Updated

A Pennsylvania woman convicted of killing and dismembering a tourist couple in a Maryland resort town claims her husband suggested eating one of the victims but she refused, according to a court document filed Wednesday.

The reference appears in a judge's order denying a new trial for Erika E. Sifrit, 31, of Hollidaysburg, Pa., dubbed "Little Miss Scrapbook" by a prosecutor who said she kept souvenirs of her crimes.

Sifrit and her husband, Benjamin A. Sifrit, are serving prison time on charges in the 2002 deaths of Joshua Ford and Martha "Genie" Crutchley, of Fairfax, Va.

Prosecutors say the couples met over Memorial Day weekend on a bus in Ocean City. They drank at a bar before returning to the Sifrits' condominium to use the hot tub.

Ford and Crutchley were shot sometime that night, but it was never clear exactly what happened or why. Their remains were found in a Delaware landfill nine days later. At separate trials, the Sifrits blamed each other.

Erika Sifrit is serving a life sentence plus 20 years in prison for killing Crutchley and Ford. In a separate trial, Benjamin Sifrit was acquitted of killing Ford but found guilty of second-degree murder and other charges in Crutchley's death.
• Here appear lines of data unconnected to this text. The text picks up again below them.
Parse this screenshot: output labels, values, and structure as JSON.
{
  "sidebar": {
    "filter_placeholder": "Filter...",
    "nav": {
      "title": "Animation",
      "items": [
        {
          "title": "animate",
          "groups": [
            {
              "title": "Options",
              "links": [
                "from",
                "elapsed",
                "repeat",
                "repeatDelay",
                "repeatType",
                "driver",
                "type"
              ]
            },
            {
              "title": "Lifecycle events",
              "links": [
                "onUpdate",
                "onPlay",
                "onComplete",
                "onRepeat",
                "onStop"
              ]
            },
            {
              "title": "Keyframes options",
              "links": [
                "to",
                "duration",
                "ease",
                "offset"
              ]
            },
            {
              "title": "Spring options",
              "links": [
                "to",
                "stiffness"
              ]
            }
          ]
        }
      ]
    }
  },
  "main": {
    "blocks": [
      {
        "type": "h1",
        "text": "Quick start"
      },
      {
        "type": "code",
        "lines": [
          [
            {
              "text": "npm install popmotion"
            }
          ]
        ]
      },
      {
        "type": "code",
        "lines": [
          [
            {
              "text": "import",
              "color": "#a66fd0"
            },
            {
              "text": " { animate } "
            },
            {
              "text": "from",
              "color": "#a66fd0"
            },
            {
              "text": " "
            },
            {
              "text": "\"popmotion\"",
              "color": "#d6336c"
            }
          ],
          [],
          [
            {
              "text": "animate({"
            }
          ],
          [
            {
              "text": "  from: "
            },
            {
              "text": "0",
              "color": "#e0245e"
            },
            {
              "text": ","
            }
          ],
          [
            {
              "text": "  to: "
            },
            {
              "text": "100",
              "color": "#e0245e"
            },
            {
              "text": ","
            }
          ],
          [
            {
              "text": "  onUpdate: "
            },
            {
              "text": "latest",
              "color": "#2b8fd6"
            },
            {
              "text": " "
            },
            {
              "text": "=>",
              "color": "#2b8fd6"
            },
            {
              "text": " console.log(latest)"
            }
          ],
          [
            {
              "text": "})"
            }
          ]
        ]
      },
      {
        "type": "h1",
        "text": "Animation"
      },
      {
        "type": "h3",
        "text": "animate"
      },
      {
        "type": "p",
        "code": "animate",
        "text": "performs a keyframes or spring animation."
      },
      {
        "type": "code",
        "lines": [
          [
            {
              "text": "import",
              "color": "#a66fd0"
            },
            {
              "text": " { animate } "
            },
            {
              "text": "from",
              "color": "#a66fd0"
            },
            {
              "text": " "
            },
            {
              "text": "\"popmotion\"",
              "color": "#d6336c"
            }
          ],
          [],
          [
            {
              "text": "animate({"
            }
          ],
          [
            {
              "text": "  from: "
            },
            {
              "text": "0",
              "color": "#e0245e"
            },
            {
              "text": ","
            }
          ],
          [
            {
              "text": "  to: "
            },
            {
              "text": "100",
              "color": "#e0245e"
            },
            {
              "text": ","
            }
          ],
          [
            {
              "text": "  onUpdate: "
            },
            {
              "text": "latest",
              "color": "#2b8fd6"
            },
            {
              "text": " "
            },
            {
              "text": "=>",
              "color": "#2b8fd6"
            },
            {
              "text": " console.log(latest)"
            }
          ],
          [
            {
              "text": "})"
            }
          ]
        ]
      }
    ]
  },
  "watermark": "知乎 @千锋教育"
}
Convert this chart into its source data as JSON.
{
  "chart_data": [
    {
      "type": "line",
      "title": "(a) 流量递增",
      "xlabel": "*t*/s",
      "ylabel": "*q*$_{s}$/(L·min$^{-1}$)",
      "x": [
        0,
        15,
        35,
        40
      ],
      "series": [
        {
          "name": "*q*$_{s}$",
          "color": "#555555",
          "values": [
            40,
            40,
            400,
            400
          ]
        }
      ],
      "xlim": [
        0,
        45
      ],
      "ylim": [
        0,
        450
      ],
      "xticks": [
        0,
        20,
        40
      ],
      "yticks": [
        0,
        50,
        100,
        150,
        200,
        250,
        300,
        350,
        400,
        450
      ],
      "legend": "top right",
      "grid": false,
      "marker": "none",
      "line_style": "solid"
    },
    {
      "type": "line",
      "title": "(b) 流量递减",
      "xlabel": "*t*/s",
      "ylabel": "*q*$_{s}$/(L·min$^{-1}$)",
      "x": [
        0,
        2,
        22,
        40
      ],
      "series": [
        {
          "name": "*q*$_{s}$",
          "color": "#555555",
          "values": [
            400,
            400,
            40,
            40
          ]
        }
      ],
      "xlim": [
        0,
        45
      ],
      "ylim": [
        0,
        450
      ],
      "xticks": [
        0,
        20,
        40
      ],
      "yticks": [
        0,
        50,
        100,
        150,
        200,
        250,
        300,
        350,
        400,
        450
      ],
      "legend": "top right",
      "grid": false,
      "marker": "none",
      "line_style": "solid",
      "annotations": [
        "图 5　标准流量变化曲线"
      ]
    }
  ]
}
Erika Sifrit was trying to get a new trial based on claims that her attorney had provided an ineffective defense, mainly because he didn't give jurors details about her medical conditions. Those included a borderline personality disorder that clinical psychologist Robert Smith testified rendered her incapable of making her own decisions and choices.

But Frederick County Circuit Judge Julie Stevenson Solt denied her request. Solt's 26-page ruling included a statement to Ocean City Police Detective Scott T. Bernal after the slayings in which Erika Sifrit said she refused her husband's request to cook and eat one of the victims' legs.

The judge cited the statement as an example of Sifrit exercising control over her marital relationship, contrary to claims by her lawyer and expert witnesses that she was pathologically devoted to her husband.

Solt also wrote that Erika told police she had refused to take a picture of Benjamin, a former Navy SEAL, holding the victims' heads; ordered him to clean up the blood; and refused to help him kill her family and steal their money, a crime that never occurred.

Clinical social worker Michele Mikesell testified at a three-day hearing earlier this year that in 2000, after learning her husband had had an affair, Sifrit became deeply troubled and fearful of losing his love. Mikesell said she warned Sifrit "that unless she gets out of this marriage as fast as possible, something horrible will happen."

The Sifrits' lawyers didn't return calls from The Associated Press.